我创建了一个数据框,添加来自多个来源的数据。这是一个示例子集:
index CompanyName Source1site Source2site Source3site City
1 Comp1 web1.com Nan web2.com Paris
2 Comp1 Web2.com web2.com Nan Nan
3 Comp2 Nan site1.com Nan Oakland
4 Comp2 site2.com Nan Nan London
5 Comp3 Nan Nan Nan Mexico
6 Comp4 Nan url1.com Nan Nan
7 Comp5 Nan example.com Nan New York
现在Source1site、Source2site和Source3site基本上都是从不同来源为CompanyName收集的网站域名。我希望以一种也保留其他列中的数据的方式合并这三列。这是我正在寻找的示例输出:
index CompanyName MergeSourceSite City
1 Comp1 web1.com Paris
2 Comp1 web2.com Paris
3 Comp2 site1.com Oakland
4 Comp2 Site1.com London
5 Comp2 site2.com Oakland
6 Comp2 site2.com London
7 Comp3 Nan Mexico
8 Comp4 url1.com Nan
9 Comp5 example.com New York
非常感谢我能得到的任何帮助。
谢谢,
您可以通过以下方式实现此目的:
df = your_dataframe
# Merge source columns into a single column
merged_sources = df.melt(
id_vars=["index", "CompanyName", "City"],
value_vars=["Source1site", "Source2site", "Source3site"],
value_name="MergeSourceSite"
)
# Remove rows with NaN in the MergeSourceSite column
merged_sources = merged_sources.dropna(subset=["MergeSourceSite"])

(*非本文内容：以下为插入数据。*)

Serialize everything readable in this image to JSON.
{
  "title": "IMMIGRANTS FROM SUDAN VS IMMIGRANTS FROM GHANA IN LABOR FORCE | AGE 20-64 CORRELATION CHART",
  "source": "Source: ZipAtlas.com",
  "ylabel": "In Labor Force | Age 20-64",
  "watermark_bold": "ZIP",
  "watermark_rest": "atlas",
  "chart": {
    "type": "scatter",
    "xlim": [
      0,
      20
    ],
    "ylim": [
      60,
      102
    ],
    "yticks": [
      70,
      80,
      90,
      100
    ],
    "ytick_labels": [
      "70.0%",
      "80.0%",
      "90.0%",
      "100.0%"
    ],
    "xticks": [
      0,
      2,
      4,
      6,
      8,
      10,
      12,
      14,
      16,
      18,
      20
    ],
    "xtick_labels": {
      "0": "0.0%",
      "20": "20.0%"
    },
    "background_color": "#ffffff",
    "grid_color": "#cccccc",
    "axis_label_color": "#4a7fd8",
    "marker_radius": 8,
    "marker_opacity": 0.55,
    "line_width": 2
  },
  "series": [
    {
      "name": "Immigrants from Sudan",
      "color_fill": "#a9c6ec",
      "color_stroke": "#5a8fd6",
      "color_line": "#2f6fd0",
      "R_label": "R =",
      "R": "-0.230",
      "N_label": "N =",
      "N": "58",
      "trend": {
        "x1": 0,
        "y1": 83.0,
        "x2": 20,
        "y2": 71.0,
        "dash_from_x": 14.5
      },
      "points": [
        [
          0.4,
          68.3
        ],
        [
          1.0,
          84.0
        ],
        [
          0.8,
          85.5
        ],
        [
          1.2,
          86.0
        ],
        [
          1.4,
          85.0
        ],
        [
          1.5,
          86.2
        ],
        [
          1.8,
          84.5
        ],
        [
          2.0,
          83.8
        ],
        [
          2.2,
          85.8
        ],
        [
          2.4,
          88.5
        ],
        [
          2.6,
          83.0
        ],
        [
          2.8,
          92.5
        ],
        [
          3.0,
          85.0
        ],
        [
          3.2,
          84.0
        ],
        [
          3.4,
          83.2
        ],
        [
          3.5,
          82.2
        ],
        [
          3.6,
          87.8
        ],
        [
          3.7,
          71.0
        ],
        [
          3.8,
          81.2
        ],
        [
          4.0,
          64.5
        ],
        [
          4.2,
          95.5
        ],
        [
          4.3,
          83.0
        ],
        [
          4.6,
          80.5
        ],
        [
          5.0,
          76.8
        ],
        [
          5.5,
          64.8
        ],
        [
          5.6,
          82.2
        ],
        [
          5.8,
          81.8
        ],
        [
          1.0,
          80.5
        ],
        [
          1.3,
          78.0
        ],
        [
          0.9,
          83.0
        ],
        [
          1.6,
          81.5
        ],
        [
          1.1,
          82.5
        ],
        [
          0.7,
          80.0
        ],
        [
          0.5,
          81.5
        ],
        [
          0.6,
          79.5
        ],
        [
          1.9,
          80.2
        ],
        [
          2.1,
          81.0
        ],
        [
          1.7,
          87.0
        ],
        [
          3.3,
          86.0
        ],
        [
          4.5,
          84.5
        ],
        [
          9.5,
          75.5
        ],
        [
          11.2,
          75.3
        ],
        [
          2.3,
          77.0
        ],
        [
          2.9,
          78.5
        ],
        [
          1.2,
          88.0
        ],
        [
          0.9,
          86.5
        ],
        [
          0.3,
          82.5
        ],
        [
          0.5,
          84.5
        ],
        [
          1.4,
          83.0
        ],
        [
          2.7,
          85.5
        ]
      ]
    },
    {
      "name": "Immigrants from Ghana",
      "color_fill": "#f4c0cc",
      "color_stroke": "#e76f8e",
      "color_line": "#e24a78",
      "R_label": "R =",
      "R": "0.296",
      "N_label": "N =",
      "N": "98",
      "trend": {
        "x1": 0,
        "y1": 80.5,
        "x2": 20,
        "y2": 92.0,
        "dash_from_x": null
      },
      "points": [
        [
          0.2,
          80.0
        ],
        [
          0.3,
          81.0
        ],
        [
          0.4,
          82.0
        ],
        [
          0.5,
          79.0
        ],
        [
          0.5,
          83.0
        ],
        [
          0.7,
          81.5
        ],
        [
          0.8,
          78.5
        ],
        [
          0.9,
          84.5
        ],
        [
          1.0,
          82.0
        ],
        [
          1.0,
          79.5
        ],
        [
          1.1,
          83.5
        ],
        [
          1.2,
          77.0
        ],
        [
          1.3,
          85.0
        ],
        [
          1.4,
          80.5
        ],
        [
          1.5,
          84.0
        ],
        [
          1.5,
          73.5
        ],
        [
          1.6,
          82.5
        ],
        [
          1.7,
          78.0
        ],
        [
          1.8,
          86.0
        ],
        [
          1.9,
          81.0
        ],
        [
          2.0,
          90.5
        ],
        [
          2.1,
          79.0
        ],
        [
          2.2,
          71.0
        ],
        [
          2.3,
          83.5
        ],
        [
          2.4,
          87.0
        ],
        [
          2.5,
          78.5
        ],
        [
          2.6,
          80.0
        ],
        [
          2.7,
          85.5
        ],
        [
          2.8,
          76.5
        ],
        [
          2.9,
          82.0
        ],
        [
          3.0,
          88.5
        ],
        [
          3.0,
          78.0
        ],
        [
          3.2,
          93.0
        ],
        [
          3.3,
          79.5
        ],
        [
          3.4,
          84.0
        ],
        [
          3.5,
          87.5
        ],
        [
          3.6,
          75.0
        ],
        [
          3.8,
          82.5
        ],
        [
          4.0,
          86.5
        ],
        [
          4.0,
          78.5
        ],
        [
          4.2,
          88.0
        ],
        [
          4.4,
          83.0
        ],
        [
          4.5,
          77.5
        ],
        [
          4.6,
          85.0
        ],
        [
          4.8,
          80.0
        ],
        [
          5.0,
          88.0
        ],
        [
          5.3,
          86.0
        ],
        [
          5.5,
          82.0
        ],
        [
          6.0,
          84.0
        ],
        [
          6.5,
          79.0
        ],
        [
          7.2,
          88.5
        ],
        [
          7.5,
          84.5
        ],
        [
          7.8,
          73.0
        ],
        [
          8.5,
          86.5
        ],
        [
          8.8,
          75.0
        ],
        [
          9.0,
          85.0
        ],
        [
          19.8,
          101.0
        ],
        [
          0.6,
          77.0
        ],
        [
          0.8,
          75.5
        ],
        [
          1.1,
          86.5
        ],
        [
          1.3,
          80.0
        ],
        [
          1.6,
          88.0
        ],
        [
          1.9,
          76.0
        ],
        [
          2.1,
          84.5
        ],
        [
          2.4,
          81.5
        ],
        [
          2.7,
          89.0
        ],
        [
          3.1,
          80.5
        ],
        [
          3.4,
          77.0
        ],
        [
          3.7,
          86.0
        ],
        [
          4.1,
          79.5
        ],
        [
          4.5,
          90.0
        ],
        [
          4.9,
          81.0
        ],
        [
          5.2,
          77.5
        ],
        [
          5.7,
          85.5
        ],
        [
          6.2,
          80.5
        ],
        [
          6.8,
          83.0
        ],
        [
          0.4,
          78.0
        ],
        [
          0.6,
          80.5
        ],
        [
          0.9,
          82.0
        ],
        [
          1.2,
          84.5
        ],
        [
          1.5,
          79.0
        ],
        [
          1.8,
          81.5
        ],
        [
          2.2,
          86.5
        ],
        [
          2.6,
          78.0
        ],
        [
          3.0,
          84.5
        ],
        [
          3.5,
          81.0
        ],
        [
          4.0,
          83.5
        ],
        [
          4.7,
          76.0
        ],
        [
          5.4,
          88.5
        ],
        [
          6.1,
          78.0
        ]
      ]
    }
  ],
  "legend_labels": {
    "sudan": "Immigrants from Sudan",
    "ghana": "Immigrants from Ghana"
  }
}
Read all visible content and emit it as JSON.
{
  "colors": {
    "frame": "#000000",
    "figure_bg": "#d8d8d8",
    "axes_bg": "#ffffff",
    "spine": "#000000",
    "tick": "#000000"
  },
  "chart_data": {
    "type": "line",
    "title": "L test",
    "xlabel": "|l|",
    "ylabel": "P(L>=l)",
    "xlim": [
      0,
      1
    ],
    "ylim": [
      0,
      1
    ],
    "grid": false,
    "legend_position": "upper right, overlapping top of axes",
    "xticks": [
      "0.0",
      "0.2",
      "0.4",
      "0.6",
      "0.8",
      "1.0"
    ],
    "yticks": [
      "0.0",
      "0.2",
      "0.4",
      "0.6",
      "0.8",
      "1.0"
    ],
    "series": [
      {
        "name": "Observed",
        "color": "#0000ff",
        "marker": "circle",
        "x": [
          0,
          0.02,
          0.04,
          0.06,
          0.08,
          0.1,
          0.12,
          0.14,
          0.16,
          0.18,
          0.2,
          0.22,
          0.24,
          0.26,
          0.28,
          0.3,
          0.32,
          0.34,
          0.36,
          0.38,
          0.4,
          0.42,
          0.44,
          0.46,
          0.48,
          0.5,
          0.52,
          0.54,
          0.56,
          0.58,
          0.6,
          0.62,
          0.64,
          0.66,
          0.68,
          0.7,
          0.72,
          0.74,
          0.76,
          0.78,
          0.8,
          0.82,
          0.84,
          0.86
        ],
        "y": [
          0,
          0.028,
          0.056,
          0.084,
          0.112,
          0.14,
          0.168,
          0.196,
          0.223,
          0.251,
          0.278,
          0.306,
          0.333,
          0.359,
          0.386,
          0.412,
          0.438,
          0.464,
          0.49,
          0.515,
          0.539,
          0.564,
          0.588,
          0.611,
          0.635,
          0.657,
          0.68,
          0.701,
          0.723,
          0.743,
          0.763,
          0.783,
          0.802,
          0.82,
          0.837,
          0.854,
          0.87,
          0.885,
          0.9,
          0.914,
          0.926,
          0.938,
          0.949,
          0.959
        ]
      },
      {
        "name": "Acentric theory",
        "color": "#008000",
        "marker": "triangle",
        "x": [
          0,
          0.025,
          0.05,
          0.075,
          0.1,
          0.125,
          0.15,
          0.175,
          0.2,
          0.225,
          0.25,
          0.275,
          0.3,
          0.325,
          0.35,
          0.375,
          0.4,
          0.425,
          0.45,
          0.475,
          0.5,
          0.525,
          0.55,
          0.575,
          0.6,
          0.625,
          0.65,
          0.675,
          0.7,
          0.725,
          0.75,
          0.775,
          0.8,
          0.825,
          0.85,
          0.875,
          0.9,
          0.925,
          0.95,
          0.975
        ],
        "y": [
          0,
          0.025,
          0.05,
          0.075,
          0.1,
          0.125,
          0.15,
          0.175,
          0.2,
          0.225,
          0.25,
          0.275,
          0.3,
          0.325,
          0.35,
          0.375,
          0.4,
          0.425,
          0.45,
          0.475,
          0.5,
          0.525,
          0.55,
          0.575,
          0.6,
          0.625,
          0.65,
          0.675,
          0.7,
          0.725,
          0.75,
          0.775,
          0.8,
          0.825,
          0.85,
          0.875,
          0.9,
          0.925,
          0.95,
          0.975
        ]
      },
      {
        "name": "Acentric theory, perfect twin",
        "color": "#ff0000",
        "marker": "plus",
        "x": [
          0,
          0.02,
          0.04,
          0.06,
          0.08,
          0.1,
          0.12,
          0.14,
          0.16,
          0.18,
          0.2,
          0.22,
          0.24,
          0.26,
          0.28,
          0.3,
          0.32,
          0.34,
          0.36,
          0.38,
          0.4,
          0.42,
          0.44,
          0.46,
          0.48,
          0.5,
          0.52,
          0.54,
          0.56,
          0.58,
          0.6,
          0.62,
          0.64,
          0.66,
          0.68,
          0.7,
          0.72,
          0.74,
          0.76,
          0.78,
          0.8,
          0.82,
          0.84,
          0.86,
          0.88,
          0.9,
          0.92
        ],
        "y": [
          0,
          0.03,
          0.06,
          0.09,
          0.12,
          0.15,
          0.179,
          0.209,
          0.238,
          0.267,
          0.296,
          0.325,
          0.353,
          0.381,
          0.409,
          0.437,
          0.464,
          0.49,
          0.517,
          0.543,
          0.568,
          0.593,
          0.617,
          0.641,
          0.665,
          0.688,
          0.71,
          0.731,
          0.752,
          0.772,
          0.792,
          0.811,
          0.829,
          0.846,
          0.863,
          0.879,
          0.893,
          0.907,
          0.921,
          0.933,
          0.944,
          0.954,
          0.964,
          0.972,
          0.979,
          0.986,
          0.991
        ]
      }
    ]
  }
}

# Remove duplicate rows and reset index
merged_sources = merged_sources.drop(columns=
["variable"]).drop_duplicates().reset_index(drop=True)
# Sort by index for a cleaner output
merged_sources = merged_sources.sort_values(by="index").reset_index(drop=True)
它将为您提供所需的输出。